Hurricane Lorenzo Prep
|Weather passing over Kilrush|
After we returned from Spain, we spent weeks emptying our personal possessions from Aleria, our Bowman 57, as we had decided to put her up for sale. Fifteen years of accumulated stuff had to come off, ferried by our launch, get washed/cleaned, and stowed somewhere in the house or garage. It was a huge undertaking. Art had to come off the walls, etcetera. Of course, when the art was removed, the walls were discoloured. So we had to paint. I taped and Alex painted. Then I removed the tape and cleaned. All this time, the weather was awful. Wet, windy and cold.
We watch the Atlantic storms, especially late in the season, which October is in Ireland. We were watching hurricanes closely, and then noticed one form in the Atlantic off the coast of Africa and once again, like Ophelia two years ago, start spinning northwards instead of west across the Atlantic. It had never happened before Ophelia and now we had two named storms in two years heading straight up toward us instead of charging toward the American coast. Hurricane Lorenzo was making a beeline for Ireland, brushing past the Azores en route.
Meanwhile, the local weather forecasting had been highly variable, with multiple updates during the day and multiple models disagreeing on the forecasts. We wanted to move Aleria down the coast to Kilrush on the Shannon River where she will be spending the winter. That way, if the hurricane did come directly up the Atlantic, she'd be tied up in a marina or even hauled out and on the hard.
|Making way in Clew Bay|
The first weekend we were ready, the forecast was for strong winds in the high 30s on the nose. As we would be heading south, strong southerlies would make it almost impossible. We decided to forego that weekend and head down the following weekend. Lorenzo was now forecast to arrive on Thursday and we could make it home by Tuesday if all worked according to plan.
|Departing Clew Bay|
|Anchored at Inishgowla|
|Anchored in Inishbofin|
|A trad music session on Inishbofin|
|Truant in Kilronan|
|Sam, John and Toby|
|Gusty winds along the Cliffs of Moher|
|Finally, we could see Loop Head|
|The locks in Kilrush|
As soon as we had tied up securely, the wind died. We thought about removing the headsail but decided against it. And that was good because within minutes the wind had reversed direction and was blowing just as hard as it had before from the opposite direction. So we turned Aleria around using the dock lines and the wind to pivot her. That way, she'd be facing south, the predominant direction for the coming winds of Lorenzo.
|Looking out towards the Shannon from the hammerhead|
Simon dropped us off at the bus stop, but we realised we'd arrived an hour and a half early for the bus to Ennis on that day. So we had a good walk around town and tea and coffee in the new cafe.

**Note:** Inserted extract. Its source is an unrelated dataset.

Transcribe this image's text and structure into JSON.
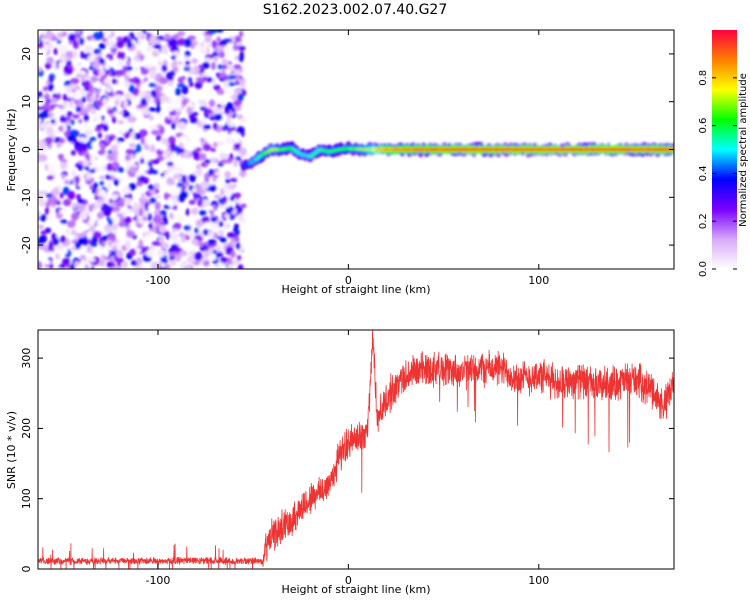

Things have changed a lot in Kilrush, definitely for the better. It has a vibrant feel now, with several nice restaurants and pubs. I don't know if Doonbeg, which is just down the road, has had a knock-on effect or if they've just recovered from the economic collapse of 2008, but it's quite nice now. We caught the 1215 bus from Kilrush to Ennis, then the next bus to Galway, and from there the 1515 bus to Westport. We were home before 1800 h.
In looking back at the forecasts and conditions, I think what we sailed through what were the remnants of a tropical storm. The winds were cyclonic and variable, there were squalls and heavy rain. Yep, I think that's what it was. But we made it through okay.
|Aleria on the hammerhead|
Meanwhile, another drama was unfolding. Alex kept Toby up to date on the storm track and the guys were getting concerned. They decided the place to be was on our mooring and off the boat. We usually guide visitors in, but Alex had an Oyster Coop Board meeting and it was his first as Treasurer so he had to be there. They came in to our mooring on Wednesday evening before dark, having found their way on their own without knowing more than where it was roughly on a chart. They opted to stay aboard overnight and Alex would pick them up in the morning in Moytura.
By 9 am, the wind was already building to the high 20s with higher gusts out of the SE. Alex had a hard time getting out to them and holding on to the boat while they climbed aboard. That day we had three happy sailors in our house, though Toby did worry about Truant out there on her own. Cosy and warm, with wifi and a rugby game (Ireland v Russia) on the telly, it was a "Rescue Party" as Toby called it. Now all we had to do was wait out the storm, and hope that the boat was still there in the morning.